J'acquiesçai, rentrant mes griffes.
"Qu'a-t-il fait ?" demanda Ethan, la grimace aux lèvres.
"Il a essayé d'abuser d'Adèle," déclarai-je calmement, bien que ces mots déclenchent une rage sanguinaire chez mon loup. Adèle était à nous autant que nous étions à elle. "Il a dit que quelqu'un l'avait poussé à le faire. J'ai laissé ma colère prendre le dessus avant de pouvoir demander qui."
Ethan semblait frustré mais soupira en signe de compréhension.
"Je ne peux pas dire que je n'aurais pas fait la même chose," dit-il en grimaçant, "mais j'aurais été beaucoup plus propre dans ma manière de faire."

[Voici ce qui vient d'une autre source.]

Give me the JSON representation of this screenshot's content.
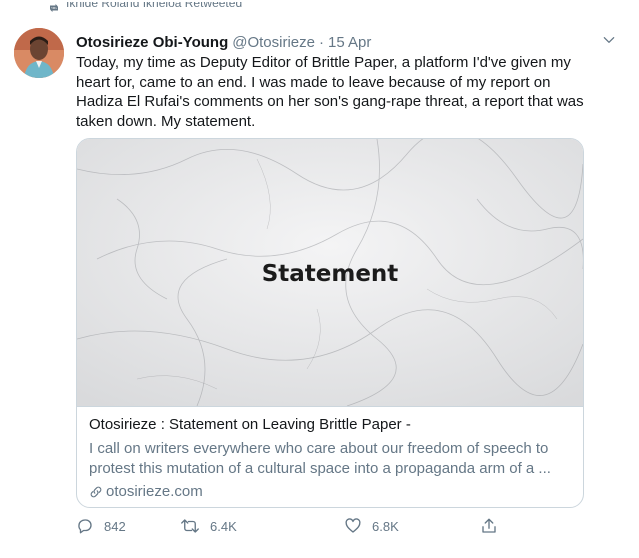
{
  "retweet_context": {
    "text": "Ikhide Roland Ikheloa Retweeted",
    "icon": "retweet-icon"
  },
  "tweet": {
    "author": {
      "display_name": "Otosirieze Obi-Young",
      "handle": "@Otosirieze",
      "avatar_icon": "avatar"
    },
    "separator": "·",
    "date": "15 Apr",
    "text": "Today, my time as Deputy Editor of Brittle Paper, a platform I'd've given my heart for, came to an end. I was made to leave because of my report on Hadiza El Rufai's comments on her son's gang-rape threat, a report that was taken down. My statement.",
    "card": {
      "image_text": "Statement",
      "title": "Otosirieze : Statement on Leaving Brittle Paper -",
      "description": "I call on writers everywhere who care about our freedom of speech to protest this mutation of a cultural space into a propaganda arm of a ...",
      "domain": "otosirieze.com",
      "domain_icon": "link-icon"
    },
    "actions": {
      "replies": "842",
      "retweets": "6.4K",
      "likes": "6.8K",
      "share_icon": "share-icon"
    }
  },
  "colors": {
    "text_primary": "#14171a",
    "text_secondary": "#657786",
    "border": "#ccd6dd",
    "card_image_bg": "#e9eaec"
  }
}
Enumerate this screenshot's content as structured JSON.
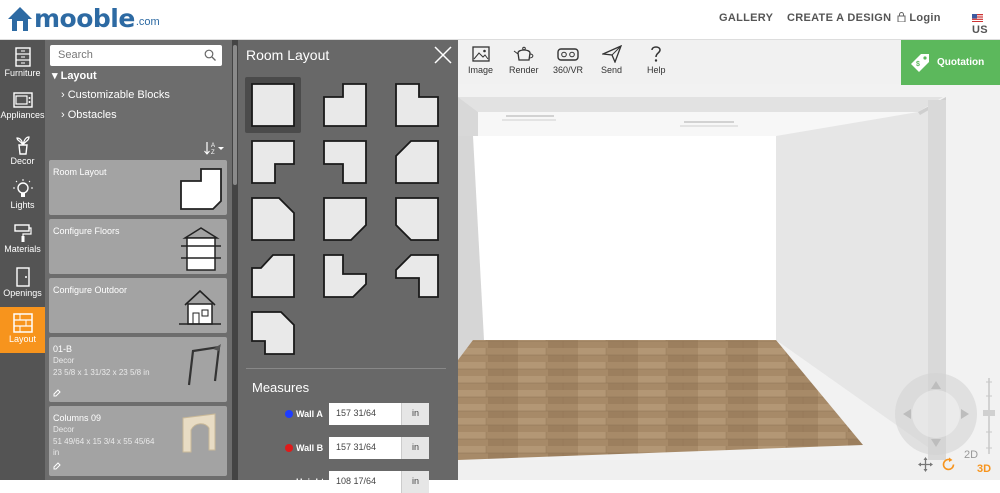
{
  "header": {
    "logo": "mooble",
    "logo_suffix": ".com",
    "nav": [
      "GALLERY",
      "CREATE A DESIGN"
    ],
    "login": "Login",
    "region": "US"
  },
  "iconbar": {
    "items": [
      {
        "label": "Furniture",
        "icon": "furniture-icon"
      },
      {
        "label": "Appliances",
        "icon": "appliances-icon"
      },
      {
        "label": "Decor",
        "icon": "decor-icon"
      },
      {
        "label": "Lights",
        "icon": "lights-icon"
      },
      {
        "label": "Materials",
        "icon": "materials-icon"
      },
      {
        "label": "Openings",
        "icon": "openings-icon"
      },
      {
        "label": "Layout",
        "icon": "layout-icon",
        "active": true
      }
    ],
    "active_color": "#f7941d"
  },
  "catalog": {
    "search_placeholder": "Search",
    "tree": {
      "root": "Layout",
      "children": [
        "Customizable Blocks",
        "Obstacles"
      ]
    },
    "cards": [
      {
        "title": "Room Layout"
      },
      {
        "title": "Configure Floors"
      },
      {
        "title": "Configure Outdoor"
      },
      {
        "title": "01-B",
        "category": "Decor",
        "dims": "23 5/8 x 1 31/32 x 23 5/8 in"
      },
      {
        "title": "Columns 09",
        "category": "Decor",
        "dims": "51 49/64 x 15 3/4 x 55 45/64",
        "dims2": "in"
      }
    ]
  },
  "room_layout": {
    "title": "Room Layout",
    "shape_count": 13,
    "selected_shape": 1,
    "measures_title": "Measures",
    "walls": [
      {
        "label": "Wall A",
        "value": "157 31/64",
        "unit": "in",
        "color": "#1e3cff"
      },
      {
        "label": "Wall B",
        "value": "157 31/64",
        "unit": "in",
        "color": "#e01a1a"
      },
      {
        "label": "Height",
        "value": "108 17/64",
        "unit": "in"
      }
    ]
  },
  "toolbar": {
    "items": [
      {
        "label": "Image",
        "icon": "image-icon"
      },
      {
        "label": "Render",
        "icon": "teapot-icon"
      },
      {
        "label": "360/VR",
        "icon": "vr-icon"
      },
      {
        "label": "Send",
        "icon": "send-icon"
      },
      {
        "label": "Help",
        "icon": "help-icon"
      }
    ],
    "quotation": "Quotation",
    "quotation_color": "#5cb85c"
  },
  "view_controls": {
    "mode_2d": "2D",
    "mode_3d": "3D",
    "accent": "#f7941d"
  }
}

Ethan et moi étions presque identiques à tous égards, sauf nos personnalités. Nous aimions tous deux tuer, combattre et défendre ce qui nous appartenait. La différence résidait dans ma soif de sang, plus sauvage, tandis qu'Ethan était plus stratégique, préférant un meurtre intelligent, alors que je plantais mes dents et mes griffes dans toute chair à portée.
"Nous découvrirons qui l'a poussé à le faire, frère," grondai-je à voix basse. "En attendant, nous gardons un œil sur Adèle."
Ethan acquiesça. "Si elle va quelque part, nous la suivons."